Het is bijna negen uur als we het kerkje, eind 15de eeuw, binnenstappen. Ik kijk verbaasd naar mijn man als ik zie dat het stampvol is. Veel mannen dragen een hoed met een gekleurde veer, en gedragen zich alsof ze een belangrijk iemand zijn! We zoeken een plaatsje, en twee rijen achter de boerenfamilie gaan we zitten. Mirco ziet de boerin en roept luid, zodat iedereen tussen die twee rijen omkijkt: ‘Hallo Elly, wij zijn er ook!’ en hij zwaait enthousiast. De boerin praat wat met onze zoon en ik kijk naar de boer, die met gebaren mij iets probeert duidelijk te maken. Ik kijk wie er naast hem zit en herken zijn zoon, die ook een hoed draagt. Dan valt mijn oog op het meisje dat naast hem zit.

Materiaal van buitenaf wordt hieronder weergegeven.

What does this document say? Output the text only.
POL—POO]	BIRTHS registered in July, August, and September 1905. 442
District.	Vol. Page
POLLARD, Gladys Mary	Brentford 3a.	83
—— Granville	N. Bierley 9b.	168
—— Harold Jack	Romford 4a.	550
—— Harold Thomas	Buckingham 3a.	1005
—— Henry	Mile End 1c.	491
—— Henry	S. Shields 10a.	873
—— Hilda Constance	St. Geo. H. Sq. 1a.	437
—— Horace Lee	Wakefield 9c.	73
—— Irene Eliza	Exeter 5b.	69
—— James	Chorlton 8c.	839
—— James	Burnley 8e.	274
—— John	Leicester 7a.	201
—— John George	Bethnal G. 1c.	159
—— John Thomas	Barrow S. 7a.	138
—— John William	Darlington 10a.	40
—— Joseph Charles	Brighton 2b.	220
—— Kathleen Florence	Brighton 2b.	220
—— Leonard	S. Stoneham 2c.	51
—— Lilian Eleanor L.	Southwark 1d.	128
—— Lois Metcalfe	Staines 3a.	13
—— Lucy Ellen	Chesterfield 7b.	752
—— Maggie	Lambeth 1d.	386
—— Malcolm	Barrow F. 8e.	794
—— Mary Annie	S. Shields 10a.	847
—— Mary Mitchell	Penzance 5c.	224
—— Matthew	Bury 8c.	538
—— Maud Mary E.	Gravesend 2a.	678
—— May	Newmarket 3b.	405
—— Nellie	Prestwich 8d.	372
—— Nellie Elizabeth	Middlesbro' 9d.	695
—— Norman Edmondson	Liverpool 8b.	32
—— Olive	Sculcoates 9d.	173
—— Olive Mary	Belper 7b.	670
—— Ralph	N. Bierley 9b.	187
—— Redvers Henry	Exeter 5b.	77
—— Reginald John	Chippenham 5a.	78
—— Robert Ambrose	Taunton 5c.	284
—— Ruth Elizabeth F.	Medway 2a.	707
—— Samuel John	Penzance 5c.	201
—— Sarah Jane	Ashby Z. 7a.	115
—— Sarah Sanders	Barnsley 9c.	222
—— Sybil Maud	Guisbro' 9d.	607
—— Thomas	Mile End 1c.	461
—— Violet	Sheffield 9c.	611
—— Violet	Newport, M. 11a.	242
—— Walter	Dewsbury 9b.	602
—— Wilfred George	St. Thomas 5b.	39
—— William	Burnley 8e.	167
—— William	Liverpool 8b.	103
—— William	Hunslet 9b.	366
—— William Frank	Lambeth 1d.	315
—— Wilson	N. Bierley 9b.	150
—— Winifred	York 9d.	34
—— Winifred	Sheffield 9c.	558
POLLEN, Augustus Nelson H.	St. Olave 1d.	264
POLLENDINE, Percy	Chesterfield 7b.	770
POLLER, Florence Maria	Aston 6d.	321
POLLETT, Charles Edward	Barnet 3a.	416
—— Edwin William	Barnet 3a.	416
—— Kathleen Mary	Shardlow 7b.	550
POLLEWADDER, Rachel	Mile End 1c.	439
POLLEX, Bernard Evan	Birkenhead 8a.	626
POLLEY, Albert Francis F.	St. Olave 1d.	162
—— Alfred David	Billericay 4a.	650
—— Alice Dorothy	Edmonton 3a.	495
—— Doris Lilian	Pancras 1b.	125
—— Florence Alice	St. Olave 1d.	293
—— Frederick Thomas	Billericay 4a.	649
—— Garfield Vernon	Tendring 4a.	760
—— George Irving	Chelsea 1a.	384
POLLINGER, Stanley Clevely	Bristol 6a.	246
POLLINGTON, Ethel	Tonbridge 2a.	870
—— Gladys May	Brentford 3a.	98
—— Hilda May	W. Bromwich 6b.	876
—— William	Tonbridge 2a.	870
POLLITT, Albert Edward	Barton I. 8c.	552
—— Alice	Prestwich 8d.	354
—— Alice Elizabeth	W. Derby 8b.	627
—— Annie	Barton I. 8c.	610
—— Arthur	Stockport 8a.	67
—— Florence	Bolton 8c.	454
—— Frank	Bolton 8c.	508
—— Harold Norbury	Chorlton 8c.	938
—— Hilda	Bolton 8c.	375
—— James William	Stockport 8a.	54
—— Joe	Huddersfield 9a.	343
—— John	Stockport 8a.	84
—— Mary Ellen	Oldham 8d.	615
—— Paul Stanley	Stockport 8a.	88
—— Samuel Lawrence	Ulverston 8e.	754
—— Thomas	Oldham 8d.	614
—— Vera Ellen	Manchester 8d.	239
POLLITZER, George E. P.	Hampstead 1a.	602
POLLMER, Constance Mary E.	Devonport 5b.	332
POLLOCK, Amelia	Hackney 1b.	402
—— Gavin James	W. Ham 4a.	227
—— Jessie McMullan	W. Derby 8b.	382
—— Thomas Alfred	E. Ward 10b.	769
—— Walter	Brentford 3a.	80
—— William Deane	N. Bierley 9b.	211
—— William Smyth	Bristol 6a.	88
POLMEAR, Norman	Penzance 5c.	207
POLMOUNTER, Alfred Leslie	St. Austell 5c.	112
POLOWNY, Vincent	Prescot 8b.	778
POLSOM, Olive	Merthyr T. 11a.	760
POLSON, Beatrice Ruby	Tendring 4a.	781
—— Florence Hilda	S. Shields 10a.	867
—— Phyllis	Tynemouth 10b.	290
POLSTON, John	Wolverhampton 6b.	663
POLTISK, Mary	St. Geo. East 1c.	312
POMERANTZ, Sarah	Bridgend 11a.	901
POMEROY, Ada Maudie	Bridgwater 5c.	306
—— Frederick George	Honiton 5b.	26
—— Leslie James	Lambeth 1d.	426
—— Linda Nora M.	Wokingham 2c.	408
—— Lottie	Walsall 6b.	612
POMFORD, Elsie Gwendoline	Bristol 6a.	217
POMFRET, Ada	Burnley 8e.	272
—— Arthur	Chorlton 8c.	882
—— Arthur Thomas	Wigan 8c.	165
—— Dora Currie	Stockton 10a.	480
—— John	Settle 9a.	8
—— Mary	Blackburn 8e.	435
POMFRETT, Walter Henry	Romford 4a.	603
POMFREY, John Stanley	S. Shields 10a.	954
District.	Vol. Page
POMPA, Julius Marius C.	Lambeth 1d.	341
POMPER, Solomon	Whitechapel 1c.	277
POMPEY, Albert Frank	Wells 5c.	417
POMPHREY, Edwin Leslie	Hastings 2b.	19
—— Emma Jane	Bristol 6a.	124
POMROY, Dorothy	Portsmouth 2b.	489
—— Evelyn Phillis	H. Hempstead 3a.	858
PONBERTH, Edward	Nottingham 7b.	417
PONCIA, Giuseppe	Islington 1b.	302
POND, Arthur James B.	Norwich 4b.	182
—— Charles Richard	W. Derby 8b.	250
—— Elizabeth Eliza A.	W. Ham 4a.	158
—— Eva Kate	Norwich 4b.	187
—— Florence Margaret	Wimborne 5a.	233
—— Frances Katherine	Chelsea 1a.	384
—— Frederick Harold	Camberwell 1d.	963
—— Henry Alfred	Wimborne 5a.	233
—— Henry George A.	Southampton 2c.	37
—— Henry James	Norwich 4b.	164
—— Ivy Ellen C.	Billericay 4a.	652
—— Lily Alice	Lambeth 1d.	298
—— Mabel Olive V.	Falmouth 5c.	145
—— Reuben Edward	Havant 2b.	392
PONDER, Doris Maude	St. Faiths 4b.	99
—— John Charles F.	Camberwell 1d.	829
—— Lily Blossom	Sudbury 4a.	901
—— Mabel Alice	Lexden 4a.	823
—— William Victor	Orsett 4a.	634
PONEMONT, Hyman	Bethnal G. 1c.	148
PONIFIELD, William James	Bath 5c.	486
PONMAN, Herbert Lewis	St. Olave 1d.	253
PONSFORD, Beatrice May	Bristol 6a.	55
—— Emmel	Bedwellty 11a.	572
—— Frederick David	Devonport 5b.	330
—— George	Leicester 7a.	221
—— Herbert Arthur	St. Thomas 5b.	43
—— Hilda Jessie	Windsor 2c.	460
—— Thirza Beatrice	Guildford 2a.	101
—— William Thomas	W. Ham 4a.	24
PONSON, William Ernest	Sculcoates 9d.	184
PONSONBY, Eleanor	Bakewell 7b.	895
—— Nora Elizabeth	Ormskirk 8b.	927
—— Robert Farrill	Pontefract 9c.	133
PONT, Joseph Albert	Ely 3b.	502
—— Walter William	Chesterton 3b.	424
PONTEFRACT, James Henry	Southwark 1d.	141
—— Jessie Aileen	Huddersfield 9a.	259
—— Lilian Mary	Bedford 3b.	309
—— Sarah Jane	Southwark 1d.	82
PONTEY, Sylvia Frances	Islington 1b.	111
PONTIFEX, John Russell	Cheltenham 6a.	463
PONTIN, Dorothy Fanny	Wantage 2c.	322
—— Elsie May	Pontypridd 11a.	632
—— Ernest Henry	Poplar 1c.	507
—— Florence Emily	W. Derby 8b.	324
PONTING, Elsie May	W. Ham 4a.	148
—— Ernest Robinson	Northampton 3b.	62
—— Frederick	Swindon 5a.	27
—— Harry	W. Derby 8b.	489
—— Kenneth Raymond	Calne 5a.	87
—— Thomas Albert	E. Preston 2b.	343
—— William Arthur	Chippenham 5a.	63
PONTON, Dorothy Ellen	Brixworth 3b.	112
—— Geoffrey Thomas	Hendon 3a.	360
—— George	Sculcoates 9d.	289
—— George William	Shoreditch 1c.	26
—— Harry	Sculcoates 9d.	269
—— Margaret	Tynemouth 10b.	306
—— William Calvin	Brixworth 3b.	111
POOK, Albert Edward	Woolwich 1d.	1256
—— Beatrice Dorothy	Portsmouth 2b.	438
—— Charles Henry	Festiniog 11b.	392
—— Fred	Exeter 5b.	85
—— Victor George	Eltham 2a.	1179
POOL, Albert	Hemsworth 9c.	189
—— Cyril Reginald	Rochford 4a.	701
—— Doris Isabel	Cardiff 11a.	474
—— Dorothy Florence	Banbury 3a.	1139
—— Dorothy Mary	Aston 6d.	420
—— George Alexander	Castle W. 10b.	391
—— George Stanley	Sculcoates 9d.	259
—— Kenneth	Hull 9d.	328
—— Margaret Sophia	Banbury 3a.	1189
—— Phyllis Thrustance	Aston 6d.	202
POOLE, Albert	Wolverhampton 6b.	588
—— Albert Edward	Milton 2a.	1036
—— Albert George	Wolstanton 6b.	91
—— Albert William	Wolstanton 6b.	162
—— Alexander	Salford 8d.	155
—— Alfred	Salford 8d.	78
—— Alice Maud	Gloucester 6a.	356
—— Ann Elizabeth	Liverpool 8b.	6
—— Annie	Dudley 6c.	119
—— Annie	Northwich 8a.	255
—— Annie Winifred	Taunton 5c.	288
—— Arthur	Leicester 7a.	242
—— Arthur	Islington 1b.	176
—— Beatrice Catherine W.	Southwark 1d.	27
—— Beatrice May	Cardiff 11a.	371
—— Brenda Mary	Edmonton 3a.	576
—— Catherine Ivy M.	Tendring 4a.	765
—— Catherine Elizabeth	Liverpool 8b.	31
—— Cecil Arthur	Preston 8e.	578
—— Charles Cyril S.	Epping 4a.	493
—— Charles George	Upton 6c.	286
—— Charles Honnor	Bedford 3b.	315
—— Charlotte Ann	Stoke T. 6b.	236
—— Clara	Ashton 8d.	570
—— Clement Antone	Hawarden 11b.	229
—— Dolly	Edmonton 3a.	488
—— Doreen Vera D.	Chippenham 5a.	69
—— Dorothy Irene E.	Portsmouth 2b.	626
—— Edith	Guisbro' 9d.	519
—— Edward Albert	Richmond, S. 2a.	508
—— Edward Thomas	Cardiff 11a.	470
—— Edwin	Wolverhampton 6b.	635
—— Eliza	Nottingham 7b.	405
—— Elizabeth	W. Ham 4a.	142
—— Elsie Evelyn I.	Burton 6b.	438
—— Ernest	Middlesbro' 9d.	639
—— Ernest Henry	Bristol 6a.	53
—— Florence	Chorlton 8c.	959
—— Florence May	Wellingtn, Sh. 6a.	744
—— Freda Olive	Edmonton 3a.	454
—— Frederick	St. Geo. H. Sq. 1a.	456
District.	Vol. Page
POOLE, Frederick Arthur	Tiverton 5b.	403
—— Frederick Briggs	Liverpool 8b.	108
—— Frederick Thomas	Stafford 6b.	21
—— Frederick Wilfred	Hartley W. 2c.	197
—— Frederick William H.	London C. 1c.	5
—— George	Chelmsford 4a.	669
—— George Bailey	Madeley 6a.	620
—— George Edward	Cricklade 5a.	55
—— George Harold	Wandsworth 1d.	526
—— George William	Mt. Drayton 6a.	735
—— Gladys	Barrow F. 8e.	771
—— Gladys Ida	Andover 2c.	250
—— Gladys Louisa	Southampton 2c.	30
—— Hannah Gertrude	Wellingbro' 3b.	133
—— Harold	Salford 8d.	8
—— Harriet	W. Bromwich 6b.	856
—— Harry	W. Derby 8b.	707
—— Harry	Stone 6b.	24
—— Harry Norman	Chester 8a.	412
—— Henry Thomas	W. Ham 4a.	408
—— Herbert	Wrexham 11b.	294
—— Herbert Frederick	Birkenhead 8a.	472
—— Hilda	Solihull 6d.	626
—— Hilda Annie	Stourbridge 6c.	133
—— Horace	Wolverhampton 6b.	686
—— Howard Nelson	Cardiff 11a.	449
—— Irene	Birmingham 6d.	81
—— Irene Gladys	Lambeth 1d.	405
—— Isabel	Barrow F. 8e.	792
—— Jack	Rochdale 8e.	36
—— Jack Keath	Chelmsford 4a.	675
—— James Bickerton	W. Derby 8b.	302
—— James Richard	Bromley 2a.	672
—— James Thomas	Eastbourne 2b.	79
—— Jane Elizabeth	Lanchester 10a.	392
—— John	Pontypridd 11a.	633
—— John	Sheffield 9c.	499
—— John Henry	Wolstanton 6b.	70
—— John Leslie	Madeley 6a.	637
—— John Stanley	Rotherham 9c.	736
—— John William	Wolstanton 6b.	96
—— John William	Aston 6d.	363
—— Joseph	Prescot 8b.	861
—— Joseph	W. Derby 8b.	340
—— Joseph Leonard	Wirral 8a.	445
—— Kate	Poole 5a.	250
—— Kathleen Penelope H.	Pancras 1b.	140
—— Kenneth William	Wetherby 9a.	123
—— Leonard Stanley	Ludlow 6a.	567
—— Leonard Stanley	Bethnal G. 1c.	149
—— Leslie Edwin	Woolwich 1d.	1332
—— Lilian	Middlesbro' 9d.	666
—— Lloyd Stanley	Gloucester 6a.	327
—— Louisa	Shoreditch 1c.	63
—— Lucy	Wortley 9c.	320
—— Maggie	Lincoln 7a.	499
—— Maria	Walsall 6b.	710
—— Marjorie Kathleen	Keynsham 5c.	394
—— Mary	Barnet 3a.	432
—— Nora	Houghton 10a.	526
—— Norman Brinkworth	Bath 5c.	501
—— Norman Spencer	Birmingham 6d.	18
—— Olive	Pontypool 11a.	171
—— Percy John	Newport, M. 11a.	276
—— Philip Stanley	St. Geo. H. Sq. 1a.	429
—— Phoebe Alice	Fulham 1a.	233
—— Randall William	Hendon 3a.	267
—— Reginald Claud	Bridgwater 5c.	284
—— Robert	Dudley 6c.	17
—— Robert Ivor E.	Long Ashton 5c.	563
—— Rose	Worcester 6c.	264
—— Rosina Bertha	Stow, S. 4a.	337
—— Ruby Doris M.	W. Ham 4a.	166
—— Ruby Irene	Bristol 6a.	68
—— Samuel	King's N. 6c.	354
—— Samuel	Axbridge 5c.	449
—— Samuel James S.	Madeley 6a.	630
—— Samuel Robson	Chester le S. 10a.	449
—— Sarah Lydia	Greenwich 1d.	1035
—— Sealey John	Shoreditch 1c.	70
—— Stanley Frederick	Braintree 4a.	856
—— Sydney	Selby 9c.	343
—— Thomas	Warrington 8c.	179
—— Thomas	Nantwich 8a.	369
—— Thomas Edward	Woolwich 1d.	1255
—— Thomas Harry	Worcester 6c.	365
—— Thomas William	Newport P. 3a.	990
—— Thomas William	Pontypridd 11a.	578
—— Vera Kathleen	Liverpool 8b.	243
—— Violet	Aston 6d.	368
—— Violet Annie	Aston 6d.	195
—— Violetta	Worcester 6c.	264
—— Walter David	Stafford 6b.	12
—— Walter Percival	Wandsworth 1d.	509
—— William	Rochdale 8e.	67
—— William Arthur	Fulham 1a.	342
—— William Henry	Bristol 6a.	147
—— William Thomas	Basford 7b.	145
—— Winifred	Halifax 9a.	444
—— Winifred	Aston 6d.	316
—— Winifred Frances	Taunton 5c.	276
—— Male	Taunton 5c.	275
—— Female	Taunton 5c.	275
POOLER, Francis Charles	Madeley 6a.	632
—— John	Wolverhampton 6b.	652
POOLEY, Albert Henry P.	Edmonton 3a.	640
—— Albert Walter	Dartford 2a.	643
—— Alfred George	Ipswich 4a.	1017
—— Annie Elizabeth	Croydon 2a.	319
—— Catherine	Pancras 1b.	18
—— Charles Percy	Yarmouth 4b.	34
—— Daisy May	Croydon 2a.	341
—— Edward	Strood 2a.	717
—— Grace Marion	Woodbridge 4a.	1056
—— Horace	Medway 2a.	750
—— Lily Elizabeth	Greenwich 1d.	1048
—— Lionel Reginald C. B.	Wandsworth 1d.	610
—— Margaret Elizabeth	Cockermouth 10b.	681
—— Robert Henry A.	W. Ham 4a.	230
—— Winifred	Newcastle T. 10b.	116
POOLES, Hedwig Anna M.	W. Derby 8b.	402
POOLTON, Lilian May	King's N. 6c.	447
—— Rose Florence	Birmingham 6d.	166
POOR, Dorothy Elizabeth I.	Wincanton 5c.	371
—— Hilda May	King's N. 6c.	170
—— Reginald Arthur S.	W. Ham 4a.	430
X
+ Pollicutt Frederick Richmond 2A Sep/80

Glunderend kijk ik naar de boer en geef hem een knipoog, die draait zich tevreden om als iemand in de microfoon begint te praten. Wanneer het mannenkoor het Alpini’s volkslied begint te zingen, herken ik de klanken en moet ik ineens aan onze tradities van thuis denken, spruiten, rollade en aardappelpuree met kerst, paaseieren zoeken die de paashaas heeft neergelegd, verjaardagen die we zingend en dansend vierden! Tradities, als kind vond ik ze leuk, als tiener haatte ik ze, en nu… Ik kijk naar de dochter, die toch gekomen is en trots meezingt, samen met haar vader! Dan kijk ik naar onze kinderen, Mirco klapt mee met het koor en Lina, zij tuit haar lippen en zingt hard mee: ‘Oeee, aaa, oeee!’ Ik sluit even mijn ogen en denk: tradities…, heerlijk!